Rossmann died on 14 May 2019. Purdue president (and former Indiana governor) Mitch Daniels said of him, "Still vital, still curious, still in his lab at age 88, his was a life as rich in personal example as it was in scientific achievement."

==Rossmann supercomputer==
The Rossmann cluster is named for Michael Rossmann, Purdue's Hanley Distinguished Professor of Biological Sciences, who is a pioneer in employing high-performance computing in research to reveal the structure of viruses and their component protein molecules. Calculating electron density structure from X-ray crystallography results by Rossmann's team had long been one of the larger tasks carried out on Purdue's computing systems.

==Awards and honors==

Among other honors, Michael Rossmann was elected Fellow of the American Academy of Arts and Sciences in 1978, Member of the National Academy of Sciences in 1984, Foreign Member of the Royal Society of London in 1996, and Fellow of the American Association for the Advancement of Science in 1999.

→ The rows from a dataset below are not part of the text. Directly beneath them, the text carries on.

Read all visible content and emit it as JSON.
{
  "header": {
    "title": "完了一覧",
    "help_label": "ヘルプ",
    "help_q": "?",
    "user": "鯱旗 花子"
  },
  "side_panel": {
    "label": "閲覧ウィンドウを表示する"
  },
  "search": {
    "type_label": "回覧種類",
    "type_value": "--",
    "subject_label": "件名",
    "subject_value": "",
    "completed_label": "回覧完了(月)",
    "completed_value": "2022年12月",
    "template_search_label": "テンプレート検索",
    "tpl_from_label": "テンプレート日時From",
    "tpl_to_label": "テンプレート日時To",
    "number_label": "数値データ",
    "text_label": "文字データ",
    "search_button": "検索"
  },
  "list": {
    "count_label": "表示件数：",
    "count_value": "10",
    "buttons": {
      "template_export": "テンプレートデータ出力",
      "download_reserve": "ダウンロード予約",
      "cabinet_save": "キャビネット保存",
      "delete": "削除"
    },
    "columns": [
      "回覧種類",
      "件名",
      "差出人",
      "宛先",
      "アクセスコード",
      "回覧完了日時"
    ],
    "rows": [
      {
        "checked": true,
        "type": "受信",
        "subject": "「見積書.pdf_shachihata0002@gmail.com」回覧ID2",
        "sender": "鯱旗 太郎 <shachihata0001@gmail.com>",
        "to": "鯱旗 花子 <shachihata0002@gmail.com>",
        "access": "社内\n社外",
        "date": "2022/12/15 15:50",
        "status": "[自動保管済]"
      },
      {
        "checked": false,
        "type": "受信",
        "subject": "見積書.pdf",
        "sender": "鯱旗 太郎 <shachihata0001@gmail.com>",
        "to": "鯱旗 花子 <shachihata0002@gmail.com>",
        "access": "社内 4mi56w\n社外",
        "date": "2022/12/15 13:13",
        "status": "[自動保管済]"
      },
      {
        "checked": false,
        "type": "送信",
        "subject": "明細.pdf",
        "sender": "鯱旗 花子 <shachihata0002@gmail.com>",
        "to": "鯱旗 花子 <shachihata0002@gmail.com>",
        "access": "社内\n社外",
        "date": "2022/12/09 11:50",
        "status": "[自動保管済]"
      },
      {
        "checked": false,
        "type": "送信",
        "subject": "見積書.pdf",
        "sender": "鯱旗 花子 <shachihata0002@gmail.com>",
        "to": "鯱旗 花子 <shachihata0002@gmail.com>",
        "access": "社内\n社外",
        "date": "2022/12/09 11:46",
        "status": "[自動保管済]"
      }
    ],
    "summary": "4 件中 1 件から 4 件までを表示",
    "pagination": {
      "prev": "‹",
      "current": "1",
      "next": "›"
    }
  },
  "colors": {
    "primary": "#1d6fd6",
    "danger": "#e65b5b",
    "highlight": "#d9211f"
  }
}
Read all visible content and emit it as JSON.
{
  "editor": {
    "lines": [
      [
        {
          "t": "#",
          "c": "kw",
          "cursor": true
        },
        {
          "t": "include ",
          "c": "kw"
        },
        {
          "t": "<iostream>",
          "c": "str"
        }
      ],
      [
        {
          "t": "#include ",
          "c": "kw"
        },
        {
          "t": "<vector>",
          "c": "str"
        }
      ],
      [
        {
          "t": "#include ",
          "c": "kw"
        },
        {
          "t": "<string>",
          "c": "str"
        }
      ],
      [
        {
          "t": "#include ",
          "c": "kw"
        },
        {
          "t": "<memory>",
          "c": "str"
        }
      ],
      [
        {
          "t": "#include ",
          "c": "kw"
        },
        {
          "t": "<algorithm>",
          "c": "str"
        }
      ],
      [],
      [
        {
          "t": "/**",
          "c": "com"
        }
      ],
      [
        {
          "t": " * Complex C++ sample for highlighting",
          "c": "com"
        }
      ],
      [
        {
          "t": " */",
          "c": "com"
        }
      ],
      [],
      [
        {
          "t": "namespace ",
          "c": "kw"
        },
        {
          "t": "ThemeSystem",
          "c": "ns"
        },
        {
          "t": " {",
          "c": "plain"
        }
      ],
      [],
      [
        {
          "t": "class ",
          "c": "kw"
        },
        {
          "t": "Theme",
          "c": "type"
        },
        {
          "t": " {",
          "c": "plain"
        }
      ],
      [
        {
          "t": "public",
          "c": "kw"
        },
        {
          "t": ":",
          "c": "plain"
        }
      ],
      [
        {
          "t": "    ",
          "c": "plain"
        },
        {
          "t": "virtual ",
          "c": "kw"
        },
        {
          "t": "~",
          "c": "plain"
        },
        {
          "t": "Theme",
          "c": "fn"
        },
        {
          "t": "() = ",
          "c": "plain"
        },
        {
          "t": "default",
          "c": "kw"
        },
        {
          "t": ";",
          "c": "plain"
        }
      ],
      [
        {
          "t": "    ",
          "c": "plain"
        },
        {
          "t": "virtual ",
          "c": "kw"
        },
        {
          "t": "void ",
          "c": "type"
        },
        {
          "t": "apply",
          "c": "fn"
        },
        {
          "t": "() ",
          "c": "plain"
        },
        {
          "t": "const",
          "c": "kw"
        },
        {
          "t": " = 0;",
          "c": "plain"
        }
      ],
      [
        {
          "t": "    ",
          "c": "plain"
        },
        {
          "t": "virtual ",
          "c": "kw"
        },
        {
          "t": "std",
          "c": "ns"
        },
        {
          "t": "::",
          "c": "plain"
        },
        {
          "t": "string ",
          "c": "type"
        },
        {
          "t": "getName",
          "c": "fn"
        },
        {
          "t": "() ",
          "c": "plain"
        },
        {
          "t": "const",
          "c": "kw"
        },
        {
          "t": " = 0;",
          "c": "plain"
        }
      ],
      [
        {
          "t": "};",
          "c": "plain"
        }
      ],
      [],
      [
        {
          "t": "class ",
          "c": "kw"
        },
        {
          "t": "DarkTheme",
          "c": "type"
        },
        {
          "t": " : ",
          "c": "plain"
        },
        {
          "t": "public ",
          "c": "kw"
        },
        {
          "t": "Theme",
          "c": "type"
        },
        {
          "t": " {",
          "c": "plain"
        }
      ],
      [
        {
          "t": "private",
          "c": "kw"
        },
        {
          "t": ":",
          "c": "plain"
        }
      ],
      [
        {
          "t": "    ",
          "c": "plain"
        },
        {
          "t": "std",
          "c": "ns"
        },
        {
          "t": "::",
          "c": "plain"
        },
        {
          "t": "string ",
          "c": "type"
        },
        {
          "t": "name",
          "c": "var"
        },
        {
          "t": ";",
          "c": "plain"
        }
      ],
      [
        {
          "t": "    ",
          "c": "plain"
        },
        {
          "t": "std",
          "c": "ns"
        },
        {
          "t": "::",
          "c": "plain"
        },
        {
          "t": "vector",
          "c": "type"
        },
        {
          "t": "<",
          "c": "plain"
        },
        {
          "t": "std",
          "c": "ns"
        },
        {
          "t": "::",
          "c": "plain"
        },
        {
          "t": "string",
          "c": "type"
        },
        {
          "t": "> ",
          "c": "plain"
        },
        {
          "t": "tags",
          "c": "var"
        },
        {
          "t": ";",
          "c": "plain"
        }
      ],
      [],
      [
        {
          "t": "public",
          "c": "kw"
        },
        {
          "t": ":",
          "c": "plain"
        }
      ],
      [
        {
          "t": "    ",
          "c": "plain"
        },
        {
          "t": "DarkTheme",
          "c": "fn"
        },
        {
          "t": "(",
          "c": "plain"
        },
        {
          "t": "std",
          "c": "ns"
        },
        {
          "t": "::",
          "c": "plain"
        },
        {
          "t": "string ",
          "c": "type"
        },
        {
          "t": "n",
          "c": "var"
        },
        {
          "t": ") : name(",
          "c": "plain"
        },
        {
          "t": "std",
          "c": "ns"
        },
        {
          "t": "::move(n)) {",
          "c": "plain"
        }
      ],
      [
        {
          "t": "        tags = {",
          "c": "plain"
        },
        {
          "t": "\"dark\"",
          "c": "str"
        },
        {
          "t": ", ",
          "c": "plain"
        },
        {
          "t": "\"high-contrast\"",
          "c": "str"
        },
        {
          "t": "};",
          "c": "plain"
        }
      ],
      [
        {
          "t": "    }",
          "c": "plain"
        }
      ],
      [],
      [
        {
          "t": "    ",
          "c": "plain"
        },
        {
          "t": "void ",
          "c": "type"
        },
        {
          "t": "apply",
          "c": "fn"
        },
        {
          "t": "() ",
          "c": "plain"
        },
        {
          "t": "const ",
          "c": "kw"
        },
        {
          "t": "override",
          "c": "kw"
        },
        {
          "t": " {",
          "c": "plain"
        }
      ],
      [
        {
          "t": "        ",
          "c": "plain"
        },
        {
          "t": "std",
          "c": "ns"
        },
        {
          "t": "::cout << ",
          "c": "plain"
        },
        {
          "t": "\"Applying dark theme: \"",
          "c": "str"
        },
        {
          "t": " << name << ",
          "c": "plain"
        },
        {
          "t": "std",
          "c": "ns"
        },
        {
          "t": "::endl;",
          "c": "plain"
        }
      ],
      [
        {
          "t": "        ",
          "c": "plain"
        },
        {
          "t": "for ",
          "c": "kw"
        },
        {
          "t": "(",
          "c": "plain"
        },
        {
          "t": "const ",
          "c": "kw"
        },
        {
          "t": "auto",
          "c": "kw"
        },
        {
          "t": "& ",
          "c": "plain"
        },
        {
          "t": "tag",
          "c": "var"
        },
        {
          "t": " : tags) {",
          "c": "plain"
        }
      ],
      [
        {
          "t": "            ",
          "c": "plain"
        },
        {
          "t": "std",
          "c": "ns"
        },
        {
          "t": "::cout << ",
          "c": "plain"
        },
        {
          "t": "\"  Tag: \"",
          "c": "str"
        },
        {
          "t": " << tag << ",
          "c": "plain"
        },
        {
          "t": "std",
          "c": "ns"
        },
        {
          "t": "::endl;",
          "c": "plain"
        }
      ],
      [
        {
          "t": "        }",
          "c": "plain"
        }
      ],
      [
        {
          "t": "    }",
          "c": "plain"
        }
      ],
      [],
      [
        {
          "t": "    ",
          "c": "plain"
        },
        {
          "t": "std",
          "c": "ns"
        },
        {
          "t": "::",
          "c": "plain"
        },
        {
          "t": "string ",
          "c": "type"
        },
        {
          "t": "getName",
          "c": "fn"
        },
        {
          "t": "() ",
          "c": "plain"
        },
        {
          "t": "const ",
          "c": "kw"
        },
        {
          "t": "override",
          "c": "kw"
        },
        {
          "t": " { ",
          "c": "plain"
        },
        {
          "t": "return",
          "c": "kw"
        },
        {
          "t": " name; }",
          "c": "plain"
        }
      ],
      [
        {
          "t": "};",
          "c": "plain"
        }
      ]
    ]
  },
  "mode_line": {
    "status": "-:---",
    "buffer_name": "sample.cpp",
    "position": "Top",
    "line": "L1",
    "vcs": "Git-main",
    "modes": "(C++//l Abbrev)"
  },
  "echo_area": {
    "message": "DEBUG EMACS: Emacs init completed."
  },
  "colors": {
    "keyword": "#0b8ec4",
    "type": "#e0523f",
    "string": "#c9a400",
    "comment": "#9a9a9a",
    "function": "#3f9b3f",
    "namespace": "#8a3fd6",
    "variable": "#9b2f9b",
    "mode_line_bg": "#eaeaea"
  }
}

In 1990, he was awarded Louisa Gross Horwitz Prize from Columbia University. He was awarded honorary doctorates by Uppsala University, Sweden (1983); the University of Strasbourg, France; Vrije Universiteit Brussel, Belgium; University of Glasgow, Scotland; University of York, England; Institut Armand-Frappier, University of Québec, Canada. He was awarded the Gregori Aminoff Prize in 1994, the Ewald Prize in 1996, and the Paul Ehrlich and Ludwig Darmstaedter Prize in 2001.

His own employer awarded him with the Purdue University Medal of Honor in 1995.

In 2016, he was awarded the Raymond and Beverly Sackler International Prize in Biophysics for pioneering contributions to high-resolution diffraction analysis of atomic structures of proteins and viruses.